Heads 'opt for cheap teachers': Recruitment hit by cash shortages

ALMOST 8 out of 10 schools appoint cheap, inexperienced teachers because they cannot afford to pay the best-qualified staff, according to a survey published yesterday.

The quality of teaching is declining, class sizes are growing and almost one-third of schools say they cannot deliver the national curriculum properly, research by the National Association of Head Teachers shows.

The union, which surveyed 145 primary schools and 51 secondary schools, says that parents are increasingly being called upon to raise money, 'not for the jam on the bread and butter, but for the bread itself'.

Six out of ten say they will have less money, in real terms, this year than last year, and almost one in three says that the quality of education they provide is declining.

Launching the survey yesterday, David Hart, general secretary of the union, said that schools were sliding into a 'parlous' financial state because they were being asked to take on extra responsibilities without extra money.

'The pressures are becoming quite intolerable, and we are seeing cuts which go to the very root of the provision of a decent education in this country,' he said.

When asked about the appointment of staff, 77 per cent of head teachers said that cost rather than quality determined their choice.
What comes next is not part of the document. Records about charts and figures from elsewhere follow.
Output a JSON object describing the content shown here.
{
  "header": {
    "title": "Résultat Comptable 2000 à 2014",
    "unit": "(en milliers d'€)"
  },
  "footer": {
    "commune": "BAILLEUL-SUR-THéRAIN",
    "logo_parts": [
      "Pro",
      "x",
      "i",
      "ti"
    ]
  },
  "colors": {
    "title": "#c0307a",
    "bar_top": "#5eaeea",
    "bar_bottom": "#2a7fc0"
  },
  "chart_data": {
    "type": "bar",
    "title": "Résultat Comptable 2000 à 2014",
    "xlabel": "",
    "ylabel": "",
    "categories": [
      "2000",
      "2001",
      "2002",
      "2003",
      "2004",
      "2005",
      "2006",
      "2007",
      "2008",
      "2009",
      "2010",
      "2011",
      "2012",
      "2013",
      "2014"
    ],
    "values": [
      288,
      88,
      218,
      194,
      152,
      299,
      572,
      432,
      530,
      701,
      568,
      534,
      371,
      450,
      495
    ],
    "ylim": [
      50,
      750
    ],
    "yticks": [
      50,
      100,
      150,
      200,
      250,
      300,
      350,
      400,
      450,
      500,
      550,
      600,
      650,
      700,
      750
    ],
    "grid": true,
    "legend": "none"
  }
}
Bob Fisk, a former president of the union and head teacher of Coquet High School in Northumberland, said that he had recently had to choose between taking an experienced job applicant for three days each week or an inexperienced one full-time.

'The teaching quality might not be so good, but I have got someone who will stand in front of the classes for five days each week. I would not want to say that newly qualified teachers are of poor quality, but we don't have the choice now,' he said.
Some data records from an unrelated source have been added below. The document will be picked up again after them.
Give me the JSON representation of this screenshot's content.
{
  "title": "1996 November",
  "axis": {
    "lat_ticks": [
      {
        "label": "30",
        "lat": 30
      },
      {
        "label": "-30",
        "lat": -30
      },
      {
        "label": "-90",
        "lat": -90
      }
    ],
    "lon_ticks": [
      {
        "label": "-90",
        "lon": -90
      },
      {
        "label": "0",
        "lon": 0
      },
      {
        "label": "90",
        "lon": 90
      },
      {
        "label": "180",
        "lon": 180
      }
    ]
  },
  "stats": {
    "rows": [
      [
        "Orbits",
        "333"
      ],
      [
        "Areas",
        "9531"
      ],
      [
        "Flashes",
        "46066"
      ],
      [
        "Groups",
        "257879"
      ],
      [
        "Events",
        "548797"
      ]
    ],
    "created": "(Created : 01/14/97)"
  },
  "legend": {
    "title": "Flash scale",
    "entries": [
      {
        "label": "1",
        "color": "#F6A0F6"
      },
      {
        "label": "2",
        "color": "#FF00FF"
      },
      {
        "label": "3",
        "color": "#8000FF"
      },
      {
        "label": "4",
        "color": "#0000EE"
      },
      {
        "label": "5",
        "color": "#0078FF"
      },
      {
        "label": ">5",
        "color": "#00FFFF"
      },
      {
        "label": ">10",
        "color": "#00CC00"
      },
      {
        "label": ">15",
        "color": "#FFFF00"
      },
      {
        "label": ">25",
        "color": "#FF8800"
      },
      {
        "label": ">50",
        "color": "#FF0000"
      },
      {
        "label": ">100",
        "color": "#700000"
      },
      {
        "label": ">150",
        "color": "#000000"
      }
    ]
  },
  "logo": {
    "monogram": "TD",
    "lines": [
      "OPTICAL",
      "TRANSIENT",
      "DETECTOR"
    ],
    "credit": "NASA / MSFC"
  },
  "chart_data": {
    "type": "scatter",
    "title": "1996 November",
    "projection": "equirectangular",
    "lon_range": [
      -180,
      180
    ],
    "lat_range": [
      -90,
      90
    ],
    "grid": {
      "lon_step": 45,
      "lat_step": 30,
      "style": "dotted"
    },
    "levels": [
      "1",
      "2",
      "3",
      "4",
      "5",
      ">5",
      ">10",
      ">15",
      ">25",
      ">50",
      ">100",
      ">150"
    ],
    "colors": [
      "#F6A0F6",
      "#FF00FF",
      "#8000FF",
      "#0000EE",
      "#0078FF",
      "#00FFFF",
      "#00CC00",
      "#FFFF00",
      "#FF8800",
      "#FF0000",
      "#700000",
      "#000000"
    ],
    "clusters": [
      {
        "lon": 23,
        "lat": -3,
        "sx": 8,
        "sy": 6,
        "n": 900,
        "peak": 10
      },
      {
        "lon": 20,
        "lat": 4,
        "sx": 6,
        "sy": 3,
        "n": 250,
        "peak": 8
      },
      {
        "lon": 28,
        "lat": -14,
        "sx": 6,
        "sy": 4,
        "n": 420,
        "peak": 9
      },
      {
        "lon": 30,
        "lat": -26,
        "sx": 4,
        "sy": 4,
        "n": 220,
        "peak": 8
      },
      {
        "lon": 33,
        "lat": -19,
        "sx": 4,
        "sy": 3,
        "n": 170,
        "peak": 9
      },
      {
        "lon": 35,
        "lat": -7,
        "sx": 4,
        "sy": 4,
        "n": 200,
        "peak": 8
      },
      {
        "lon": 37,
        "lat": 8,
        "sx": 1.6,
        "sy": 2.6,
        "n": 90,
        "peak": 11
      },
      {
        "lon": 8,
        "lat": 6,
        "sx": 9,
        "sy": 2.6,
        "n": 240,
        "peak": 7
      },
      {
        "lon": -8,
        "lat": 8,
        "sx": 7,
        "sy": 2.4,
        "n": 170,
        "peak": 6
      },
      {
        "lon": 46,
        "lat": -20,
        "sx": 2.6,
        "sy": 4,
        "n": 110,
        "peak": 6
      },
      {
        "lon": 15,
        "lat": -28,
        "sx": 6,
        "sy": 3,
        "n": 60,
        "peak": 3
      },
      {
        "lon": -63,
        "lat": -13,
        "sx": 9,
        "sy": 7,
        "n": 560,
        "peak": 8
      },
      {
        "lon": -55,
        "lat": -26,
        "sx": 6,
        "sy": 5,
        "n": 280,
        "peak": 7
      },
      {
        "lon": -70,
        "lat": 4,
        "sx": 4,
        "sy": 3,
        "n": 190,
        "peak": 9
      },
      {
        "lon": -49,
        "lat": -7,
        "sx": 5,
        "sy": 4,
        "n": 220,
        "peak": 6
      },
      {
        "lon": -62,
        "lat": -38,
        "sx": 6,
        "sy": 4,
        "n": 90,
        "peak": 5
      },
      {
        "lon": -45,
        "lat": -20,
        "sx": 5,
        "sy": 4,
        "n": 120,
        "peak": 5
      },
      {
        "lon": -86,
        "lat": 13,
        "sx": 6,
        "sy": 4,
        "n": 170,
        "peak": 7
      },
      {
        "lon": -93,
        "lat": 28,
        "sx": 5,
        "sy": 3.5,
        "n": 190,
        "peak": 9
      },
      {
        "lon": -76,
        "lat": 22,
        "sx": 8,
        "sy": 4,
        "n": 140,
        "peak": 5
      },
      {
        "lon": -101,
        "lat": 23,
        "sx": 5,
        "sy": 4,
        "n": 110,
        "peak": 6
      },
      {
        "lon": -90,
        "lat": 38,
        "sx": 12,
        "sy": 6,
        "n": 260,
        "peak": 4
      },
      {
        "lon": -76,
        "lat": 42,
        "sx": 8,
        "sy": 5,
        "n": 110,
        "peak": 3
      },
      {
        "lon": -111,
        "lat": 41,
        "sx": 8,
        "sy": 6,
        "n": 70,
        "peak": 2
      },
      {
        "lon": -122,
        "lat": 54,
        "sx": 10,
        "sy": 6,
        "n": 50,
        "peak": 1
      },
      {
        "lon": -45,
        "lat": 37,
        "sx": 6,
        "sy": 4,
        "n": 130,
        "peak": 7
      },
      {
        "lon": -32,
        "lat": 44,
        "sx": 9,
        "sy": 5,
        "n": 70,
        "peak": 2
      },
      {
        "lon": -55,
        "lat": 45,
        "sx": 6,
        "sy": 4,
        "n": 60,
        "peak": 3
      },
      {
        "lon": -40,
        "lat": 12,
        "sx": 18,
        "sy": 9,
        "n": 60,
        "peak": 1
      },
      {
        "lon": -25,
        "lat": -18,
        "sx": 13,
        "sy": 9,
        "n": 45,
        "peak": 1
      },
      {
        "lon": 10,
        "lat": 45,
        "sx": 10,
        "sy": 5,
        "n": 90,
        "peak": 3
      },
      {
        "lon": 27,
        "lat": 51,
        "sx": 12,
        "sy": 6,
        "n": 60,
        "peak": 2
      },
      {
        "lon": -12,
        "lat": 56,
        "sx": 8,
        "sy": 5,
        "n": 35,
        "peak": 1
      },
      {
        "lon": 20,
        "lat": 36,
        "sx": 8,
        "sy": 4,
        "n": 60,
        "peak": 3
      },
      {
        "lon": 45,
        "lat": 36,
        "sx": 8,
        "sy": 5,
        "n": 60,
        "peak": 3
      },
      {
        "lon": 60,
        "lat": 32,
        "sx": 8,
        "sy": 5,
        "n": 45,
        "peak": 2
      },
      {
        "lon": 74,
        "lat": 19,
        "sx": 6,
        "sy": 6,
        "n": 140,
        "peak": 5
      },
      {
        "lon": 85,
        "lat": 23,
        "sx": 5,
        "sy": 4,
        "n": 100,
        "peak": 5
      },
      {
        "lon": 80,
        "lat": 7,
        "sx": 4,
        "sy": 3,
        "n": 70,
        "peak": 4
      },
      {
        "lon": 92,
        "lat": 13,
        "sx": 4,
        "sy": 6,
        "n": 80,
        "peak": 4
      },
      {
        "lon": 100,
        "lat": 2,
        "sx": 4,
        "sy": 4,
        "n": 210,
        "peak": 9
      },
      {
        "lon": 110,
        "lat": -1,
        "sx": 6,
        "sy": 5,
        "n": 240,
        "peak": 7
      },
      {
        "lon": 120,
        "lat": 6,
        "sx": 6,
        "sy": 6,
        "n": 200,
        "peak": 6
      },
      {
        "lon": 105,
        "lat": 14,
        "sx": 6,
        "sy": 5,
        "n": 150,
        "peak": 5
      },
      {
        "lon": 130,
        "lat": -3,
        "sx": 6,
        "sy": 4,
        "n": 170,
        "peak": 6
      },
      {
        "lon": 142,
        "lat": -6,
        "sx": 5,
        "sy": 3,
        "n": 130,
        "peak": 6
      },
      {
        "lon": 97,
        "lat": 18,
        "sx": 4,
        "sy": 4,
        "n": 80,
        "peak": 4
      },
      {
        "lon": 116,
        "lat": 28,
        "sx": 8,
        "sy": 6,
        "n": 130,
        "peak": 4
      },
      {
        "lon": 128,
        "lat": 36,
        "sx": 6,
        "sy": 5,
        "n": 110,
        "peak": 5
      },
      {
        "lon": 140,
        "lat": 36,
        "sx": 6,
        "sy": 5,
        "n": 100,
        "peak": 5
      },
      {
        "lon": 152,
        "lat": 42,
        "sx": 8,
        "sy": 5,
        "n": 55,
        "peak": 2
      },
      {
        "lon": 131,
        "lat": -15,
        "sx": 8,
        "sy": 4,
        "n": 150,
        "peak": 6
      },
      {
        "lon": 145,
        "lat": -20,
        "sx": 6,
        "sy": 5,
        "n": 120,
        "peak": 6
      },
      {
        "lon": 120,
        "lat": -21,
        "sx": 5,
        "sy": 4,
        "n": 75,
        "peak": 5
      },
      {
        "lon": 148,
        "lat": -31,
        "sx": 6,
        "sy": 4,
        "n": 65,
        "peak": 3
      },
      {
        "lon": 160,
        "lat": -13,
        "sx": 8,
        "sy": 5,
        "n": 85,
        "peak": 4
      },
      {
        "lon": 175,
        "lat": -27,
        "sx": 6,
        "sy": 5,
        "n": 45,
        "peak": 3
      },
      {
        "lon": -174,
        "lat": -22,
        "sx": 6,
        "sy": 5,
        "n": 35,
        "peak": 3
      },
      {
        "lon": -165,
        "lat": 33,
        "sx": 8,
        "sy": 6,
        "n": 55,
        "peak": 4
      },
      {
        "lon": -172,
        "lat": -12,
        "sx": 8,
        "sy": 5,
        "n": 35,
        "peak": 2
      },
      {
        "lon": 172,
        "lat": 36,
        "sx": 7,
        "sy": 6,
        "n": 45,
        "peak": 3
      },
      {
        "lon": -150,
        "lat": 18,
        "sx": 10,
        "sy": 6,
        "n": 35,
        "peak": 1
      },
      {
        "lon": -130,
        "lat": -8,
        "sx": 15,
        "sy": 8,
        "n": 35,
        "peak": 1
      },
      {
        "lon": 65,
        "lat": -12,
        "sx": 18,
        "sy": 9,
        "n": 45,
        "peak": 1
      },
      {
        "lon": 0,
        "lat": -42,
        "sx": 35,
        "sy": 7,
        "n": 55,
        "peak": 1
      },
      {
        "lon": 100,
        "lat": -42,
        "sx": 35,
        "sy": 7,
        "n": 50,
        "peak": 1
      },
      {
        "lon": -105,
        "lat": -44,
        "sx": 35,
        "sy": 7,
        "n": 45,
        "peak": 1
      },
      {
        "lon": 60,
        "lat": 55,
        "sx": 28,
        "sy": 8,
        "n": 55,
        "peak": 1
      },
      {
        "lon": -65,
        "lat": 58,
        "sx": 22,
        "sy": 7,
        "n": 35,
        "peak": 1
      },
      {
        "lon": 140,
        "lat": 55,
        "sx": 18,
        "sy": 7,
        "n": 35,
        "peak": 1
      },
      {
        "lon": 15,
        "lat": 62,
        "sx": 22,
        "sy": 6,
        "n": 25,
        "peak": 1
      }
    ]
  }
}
More than 90 per cent of head teachers said that they had not had adequate support to bring in the national curriculum, and almost half said that they had had none at all. Many mentioned increases in class sizes as a reason for not being able to deliver the curriculum properly.

Almost all schools tried to raise funds to supplement their income, but those in affluent areas were most successful. Among the schemes they devised were horseracing evenings in which parents were invited to bet on videos of racing; letting out car parks for sports events and even carrying out bucket collections at football matches.

Yesterday the Department for Education said that school budgets had increased by almost 50 per cent in real terms since 1979. Schools had pounds 400m left in their bank accounts at the end of the 1991- 92 financial year.

Mr Hart accused the department of being 'disingenuous' in its use of figures.